Opinión | Mientras el gobierno del Frente Amplio continúa reuniendo mesas de diálogo para elaborar diagnósticos y estrategias, los números hablan solos y lo hacen con una crudeza imposible de maquillar: veinte muertes.
8 niños y adolescentes y 12 adultos, todos en hogares del INAU, bajo el cuidado y responsabilidad del Estado.
Entendemos perfectamente que esta no es una problemática nueva. Nadie puede negar que el sistema arrastra dificultades desde hace muchos años. Pero también es evidente que la situación se viene agravando de forma alarmante.
Los cambios sociales, la deserción educativa, la falta de oportunidades, el desempleo y el avance del consumo problemático de drogas generan cada vez más hogares vulnerables y disgregados. Y en ese contexto, los niños y adolescentes más frágiles terminan dependiendo de un sistema que hoy claramente no está dando respuestas suficientes.

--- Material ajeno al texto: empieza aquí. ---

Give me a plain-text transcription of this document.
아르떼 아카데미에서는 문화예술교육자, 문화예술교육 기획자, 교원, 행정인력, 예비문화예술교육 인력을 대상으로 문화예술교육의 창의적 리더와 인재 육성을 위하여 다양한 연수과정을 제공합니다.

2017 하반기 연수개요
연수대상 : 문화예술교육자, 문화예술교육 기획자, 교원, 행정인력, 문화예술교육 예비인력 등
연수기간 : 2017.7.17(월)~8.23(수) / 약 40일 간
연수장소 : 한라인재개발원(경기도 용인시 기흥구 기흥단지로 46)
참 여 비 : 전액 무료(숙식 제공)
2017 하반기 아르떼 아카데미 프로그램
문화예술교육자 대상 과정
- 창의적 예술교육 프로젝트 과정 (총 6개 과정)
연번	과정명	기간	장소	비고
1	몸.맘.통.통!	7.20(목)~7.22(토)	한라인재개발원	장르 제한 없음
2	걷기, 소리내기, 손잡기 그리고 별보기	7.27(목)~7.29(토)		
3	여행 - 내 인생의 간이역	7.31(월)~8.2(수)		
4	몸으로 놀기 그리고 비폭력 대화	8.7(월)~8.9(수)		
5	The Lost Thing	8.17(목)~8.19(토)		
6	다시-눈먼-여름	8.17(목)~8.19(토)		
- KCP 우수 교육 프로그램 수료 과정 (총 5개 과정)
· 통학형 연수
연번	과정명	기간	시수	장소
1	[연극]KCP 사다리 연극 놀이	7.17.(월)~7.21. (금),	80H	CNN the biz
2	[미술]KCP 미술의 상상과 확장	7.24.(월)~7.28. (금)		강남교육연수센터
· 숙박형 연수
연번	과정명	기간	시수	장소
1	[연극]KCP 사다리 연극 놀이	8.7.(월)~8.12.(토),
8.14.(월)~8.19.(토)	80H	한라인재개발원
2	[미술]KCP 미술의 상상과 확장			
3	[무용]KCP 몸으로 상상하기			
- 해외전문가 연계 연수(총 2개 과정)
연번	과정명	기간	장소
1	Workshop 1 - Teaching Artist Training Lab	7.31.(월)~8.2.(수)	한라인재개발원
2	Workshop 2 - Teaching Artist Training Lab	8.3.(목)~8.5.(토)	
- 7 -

Porque cuando un niño está en riesgo, no alcanza con convocar mesas de diálogo, redactar documentos o anunciar futuras líneas de acción. Hay momentos en los que el Estado tiene que actuar, y actuar rápido.
Lo que hoy preocupa no es solamente la existencia del problema, sino la sensación de inmovilidad frente a una realidad que exige respuestas urgentes.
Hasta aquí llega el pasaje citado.